Cos' altro resta? La decisione. Il 31 marzo smetterò di fare traduzioni per dedicarmi soltanto agli interpretariati (farò anche una bella "caccia al cliente"). Per ora cercherò di trasferirmi in Italia. Se non ci riesco, o per qualche altro motivo le cose mi vanno male, soltanto dopo di questo penserò al Puerto Rico o a qualsiasi altra alternativa potrebbe esserci.
E se riesco a stabilirmi in Italia, mi comprerò una giacca nuova per festeggiare. Di che colore mi consigliate?
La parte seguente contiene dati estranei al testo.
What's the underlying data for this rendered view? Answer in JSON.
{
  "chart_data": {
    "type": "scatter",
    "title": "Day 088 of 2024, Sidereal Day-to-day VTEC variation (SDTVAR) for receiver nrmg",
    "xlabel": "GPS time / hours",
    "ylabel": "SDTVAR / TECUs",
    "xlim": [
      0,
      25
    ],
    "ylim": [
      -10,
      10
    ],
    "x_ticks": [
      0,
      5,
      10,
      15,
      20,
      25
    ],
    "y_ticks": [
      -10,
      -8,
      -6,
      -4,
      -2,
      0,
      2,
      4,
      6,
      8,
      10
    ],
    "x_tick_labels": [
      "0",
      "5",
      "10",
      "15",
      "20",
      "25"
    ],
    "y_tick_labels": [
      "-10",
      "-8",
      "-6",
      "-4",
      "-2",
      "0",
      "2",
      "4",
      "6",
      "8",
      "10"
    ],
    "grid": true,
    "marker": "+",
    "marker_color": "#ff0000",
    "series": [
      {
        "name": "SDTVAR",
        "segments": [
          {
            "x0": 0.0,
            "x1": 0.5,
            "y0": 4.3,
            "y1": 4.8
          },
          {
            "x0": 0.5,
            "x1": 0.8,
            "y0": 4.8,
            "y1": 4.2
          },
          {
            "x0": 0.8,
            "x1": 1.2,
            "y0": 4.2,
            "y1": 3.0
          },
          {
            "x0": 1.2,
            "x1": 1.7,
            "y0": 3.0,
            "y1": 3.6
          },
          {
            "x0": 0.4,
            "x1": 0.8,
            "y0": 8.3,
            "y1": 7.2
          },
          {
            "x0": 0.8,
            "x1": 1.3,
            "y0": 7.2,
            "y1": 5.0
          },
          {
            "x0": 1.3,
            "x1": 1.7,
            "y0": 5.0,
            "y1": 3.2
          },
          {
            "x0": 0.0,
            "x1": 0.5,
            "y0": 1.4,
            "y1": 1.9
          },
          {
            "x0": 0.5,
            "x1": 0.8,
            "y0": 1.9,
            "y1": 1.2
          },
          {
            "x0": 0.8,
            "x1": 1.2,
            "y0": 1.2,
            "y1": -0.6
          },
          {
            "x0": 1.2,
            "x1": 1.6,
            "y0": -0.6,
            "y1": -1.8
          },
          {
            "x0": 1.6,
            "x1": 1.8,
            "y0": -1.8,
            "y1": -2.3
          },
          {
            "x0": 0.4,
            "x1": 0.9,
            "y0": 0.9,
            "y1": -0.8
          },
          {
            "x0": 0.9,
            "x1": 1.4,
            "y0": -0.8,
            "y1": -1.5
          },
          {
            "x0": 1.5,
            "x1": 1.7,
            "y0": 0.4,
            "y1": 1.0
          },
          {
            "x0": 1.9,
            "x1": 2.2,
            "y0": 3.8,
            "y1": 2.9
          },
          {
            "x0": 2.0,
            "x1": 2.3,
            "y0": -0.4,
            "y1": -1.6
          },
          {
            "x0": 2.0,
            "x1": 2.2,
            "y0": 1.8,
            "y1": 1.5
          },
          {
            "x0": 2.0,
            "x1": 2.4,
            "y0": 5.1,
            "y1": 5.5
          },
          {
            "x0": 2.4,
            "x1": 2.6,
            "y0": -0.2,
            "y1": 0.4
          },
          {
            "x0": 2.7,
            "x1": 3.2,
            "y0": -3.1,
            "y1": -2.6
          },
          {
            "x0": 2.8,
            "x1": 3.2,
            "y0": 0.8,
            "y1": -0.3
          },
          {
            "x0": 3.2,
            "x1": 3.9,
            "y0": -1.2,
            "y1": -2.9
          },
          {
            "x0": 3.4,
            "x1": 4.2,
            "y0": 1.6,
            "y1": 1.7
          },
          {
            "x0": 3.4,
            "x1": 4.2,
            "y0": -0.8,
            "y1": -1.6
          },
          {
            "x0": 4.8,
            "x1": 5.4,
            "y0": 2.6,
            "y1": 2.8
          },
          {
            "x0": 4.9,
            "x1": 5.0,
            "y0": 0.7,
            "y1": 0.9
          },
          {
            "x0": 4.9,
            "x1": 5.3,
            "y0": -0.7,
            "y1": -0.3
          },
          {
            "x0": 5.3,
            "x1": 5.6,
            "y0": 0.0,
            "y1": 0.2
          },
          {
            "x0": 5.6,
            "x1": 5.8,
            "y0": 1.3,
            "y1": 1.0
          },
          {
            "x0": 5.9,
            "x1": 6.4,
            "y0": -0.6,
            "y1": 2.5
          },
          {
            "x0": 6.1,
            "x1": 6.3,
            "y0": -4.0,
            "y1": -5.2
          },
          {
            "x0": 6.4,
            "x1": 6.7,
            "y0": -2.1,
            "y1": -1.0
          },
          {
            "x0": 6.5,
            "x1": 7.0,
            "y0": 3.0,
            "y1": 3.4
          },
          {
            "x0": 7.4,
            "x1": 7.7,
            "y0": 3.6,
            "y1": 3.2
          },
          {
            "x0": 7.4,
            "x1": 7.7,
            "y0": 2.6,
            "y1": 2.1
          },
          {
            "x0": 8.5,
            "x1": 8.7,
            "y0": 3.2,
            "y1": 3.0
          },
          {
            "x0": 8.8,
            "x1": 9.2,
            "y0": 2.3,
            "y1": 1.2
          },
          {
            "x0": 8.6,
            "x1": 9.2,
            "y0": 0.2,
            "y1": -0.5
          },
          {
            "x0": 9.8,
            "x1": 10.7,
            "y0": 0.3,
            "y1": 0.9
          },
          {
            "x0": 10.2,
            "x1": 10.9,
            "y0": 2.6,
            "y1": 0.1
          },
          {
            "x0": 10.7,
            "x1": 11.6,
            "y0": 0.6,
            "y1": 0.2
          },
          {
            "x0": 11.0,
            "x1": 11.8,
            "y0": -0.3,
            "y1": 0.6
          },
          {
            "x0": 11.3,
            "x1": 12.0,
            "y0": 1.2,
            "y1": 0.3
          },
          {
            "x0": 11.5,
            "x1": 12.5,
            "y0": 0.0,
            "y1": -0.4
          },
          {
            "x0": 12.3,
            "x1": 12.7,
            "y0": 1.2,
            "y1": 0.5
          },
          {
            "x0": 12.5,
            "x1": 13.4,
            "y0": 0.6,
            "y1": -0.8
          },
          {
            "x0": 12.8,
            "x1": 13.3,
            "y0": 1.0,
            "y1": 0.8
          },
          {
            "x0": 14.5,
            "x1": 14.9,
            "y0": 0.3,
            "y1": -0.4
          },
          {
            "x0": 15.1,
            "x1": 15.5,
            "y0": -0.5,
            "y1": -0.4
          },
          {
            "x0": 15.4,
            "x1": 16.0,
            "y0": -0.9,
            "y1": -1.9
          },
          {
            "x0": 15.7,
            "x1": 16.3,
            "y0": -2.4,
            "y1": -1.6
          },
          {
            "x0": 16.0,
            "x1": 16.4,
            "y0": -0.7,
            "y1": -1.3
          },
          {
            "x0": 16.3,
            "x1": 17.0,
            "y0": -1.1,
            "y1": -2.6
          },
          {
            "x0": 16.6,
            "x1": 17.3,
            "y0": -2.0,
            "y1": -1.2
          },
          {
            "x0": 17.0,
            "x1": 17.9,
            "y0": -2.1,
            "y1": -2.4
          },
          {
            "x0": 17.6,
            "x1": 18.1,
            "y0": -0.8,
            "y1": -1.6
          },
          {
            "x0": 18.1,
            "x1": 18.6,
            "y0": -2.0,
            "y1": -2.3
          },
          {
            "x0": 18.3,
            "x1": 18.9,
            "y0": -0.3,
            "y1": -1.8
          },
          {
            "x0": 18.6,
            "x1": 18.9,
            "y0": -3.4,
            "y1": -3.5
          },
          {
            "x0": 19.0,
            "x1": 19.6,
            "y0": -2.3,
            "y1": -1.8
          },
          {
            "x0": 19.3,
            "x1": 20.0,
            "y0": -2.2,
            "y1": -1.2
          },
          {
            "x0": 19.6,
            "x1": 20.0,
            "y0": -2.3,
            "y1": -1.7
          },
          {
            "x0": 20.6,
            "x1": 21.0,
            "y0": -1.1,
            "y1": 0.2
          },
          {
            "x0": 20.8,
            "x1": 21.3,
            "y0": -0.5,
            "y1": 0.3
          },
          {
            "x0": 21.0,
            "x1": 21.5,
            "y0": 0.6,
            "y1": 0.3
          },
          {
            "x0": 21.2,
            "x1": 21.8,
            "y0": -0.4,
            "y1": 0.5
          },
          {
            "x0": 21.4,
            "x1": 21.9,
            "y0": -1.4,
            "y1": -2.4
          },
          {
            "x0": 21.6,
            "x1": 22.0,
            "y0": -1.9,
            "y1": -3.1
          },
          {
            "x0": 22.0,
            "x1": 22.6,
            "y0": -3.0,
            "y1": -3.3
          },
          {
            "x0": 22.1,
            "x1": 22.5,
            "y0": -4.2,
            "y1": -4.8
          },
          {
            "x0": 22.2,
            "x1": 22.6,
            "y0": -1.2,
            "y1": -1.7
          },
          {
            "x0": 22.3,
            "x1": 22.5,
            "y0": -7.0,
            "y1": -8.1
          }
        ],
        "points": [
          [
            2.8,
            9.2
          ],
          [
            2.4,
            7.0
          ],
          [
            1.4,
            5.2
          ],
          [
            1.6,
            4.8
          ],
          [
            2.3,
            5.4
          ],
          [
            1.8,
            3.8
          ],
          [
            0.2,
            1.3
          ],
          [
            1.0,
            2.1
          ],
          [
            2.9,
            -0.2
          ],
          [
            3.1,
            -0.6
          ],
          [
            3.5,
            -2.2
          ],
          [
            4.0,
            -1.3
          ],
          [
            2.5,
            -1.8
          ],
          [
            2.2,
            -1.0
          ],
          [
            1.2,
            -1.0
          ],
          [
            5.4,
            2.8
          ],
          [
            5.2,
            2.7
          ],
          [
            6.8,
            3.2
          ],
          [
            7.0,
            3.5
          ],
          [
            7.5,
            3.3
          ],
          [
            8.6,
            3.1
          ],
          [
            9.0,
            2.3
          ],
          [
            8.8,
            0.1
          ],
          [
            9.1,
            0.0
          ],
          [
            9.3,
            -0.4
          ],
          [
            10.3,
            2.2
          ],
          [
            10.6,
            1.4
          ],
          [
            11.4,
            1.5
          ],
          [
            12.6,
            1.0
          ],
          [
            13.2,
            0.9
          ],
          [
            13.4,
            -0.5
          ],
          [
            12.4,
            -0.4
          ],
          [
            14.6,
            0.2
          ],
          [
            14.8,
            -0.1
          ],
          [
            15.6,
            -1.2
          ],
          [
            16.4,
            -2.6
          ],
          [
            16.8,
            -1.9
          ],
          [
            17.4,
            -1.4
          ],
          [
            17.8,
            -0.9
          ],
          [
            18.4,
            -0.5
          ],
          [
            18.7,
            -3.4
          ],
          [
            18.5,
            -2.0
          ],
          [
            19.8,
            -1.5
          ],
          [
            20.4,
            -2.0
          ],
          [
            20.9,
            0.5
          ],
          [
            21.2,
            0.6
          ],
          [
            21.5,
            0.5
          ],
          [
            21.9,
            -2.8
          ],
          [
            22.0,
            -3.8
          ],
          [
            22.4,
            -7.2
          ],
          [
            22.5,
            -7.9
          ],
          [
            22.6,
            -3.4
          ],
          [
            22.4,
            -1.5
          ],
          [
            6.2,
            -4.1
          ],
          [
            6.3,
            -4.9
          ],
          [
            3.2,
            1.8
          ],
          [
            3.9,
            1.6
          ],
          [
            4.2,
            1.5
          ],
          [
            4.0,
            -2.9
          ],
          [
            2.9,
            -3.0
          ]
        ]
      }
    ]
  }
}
La scelta più "logica" sarebbe... verde! un bel verde scuro. Più versatile invece (nonchè più facile da trovare) sarebbe un azzurro, un marrone, un grigio o un nero. Mah, vedremo... comunque niente camicie bianche classiche e soprattutto niente cravatte!
Amico quà, lacrima là, un pò di tutto si vedrà...
Dimenticavo, lunedì pomeriggio parto per Alex/poli, torno martedì sera. Lavorerò da solo in cabina di simultanea, cosa poco piacevole, ma sarà soltanto per 3-4 ore e mi pagheranno bene.
Vai coniglio vai...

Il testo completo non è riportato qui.